Casey takes an interest in “The World’s Fair,” a horror-RPG game with major JeJune Institute vibes where people make disturbing videos and scare each other with their avant-garde creations. Casey finds a friend,  “JLB” (Michael J. Rogers), a soft-spoken adult man who isn’t as creepy as his interests make him out to be. The film really gets going as Casey connects with JLB, her personality beginning to reflect the creepypasta world she spends too much time in.

Never once sharing the stage with another human being, Cobb makes a remarkable debut. While Casey plays to an audience of no one, it’s hard to look away as Schoenbrun sends their star down the rabbit hole. Rogers provides an outlet for the audience to channel their angst for this poor teen’s mental health, but Cobb truly carries the film.

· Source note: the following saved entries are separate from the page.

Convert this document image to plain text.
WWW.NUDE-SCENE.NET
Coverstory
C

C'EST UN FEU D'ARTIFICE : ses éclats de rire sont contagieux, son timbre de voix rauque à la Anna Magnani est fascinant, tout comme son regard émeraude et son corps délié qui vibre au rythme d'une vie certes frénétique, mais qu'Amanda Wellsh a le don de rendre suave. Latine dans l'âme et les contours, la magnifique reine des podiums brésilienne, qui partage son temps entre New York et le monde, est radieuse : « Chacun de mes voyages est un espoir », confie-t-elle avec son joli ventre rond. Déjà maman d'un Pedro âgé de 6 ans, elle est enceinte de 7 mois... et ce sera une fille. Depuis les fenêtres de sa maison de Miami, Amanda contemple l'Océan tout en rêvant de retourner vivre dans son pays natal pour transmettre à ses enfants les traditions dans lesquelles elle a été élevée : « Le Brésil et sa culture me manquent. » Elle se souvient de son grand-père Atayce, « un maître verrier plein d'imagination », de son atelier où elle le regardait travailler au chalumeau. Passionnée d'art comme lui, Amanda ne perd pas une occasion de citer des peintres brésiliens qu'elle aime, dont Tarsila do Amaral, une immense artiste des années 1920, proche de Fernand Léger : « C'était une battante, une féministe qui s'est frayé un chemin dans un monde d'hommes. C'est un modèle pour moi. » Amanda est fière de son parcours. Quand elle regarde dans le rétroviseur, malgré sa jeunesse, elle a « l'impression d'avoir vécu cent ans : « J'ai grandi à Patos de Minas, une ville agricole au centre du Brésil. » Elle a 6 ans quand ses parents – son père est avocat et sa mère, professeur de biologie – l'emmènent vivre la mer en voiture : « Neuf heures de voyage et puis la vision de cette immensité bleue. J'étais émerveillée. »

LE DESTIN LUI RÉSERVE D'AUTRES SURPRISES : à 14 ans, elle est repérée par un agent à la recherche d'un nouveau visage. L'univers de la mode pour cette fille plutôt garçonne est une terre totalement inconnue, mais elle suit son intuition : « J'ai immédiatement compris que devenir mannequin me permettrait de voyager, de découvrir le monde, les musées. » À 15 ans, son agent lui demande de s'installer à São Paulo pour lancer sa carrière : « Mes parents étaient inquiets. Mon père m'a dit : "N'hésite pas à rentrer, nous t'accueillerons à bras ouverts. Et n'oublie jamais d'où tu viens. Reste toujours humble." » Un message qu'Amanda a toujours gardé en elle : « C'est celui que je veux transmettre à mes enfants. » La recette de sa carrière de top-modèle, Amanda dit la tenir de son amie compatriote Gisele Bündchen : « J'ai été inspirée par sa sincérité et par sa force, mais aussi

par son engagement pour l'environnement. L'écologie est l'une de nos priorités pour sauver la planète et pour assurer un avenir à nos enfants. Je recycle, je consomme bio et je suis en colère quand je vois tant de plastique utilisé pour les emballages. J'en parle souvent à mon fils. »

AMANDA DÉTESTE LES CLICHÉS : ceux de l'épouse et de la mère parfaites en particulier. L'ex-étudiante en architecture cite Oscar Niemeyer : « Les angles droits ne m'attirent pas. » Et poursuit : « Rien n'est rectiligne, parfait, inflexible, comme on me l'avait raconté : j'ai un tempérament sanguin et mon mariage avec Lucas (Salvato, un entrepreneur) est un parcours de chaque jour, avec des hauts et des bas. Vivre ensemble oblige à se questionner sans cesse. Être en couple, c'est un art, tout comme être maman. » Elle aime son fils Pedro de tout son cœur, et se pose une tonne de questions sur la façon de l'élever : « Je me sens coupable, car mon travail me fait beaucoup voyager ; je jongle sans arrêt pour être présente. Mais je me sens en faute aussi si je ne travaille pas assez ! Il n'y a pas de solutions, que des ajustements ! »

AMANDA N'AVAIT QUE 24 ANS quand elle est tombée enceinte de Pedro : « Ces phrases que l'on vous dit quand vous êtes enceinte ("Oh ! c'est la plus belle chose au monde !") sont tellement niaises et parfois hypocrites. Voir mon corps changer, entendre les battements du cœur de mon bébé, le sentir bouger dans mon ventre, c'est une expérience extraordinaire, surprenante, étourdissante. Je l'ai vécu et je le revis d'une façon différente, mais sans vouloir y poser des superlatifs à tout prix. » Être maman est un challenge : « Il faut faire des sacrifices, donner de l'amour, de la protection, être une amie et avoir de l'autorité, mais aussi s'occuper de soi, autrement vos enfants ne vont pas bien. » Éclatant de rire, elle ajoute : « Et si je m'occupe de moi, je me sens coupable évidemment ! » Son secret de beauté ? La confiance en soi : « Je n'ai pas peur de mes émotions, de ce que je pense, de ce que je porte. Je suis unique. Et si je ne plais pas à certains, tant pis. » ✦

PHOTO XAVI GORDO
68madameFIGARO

Few would argue against the idea that children spend too much time online, but Schoenbrun manages to illustrate the acute dangers posed to teens in their formative years. There are activities that teens participate in out of their own interests, and there are those they go along with because that’s what their friend groups like to do, less out of peer pressure than a more mundane sense of peer obligation. Casey has no peers, instead chasing an abstract sense of belonging with one painfully sad objective in mind. Casey simply wants to feel something.

One does not have to see the appeal in the horror-RPG aesthetic to embrace the way that Schoenbrun tackles their complex themes. The eighty-six-minute runtime is a bit longer than it needs to be, occasionally running into pacing issues as Schoenbrun balances Casey’s world with that of the broader game. It is a quite remarkable debut for both Schoenbrun and Cobb, intimately tackling an existential issue facing the teens of the world from a young girl’s bedroom. Parents might be a little creeped out at times, but this film is a valuable teaching tool.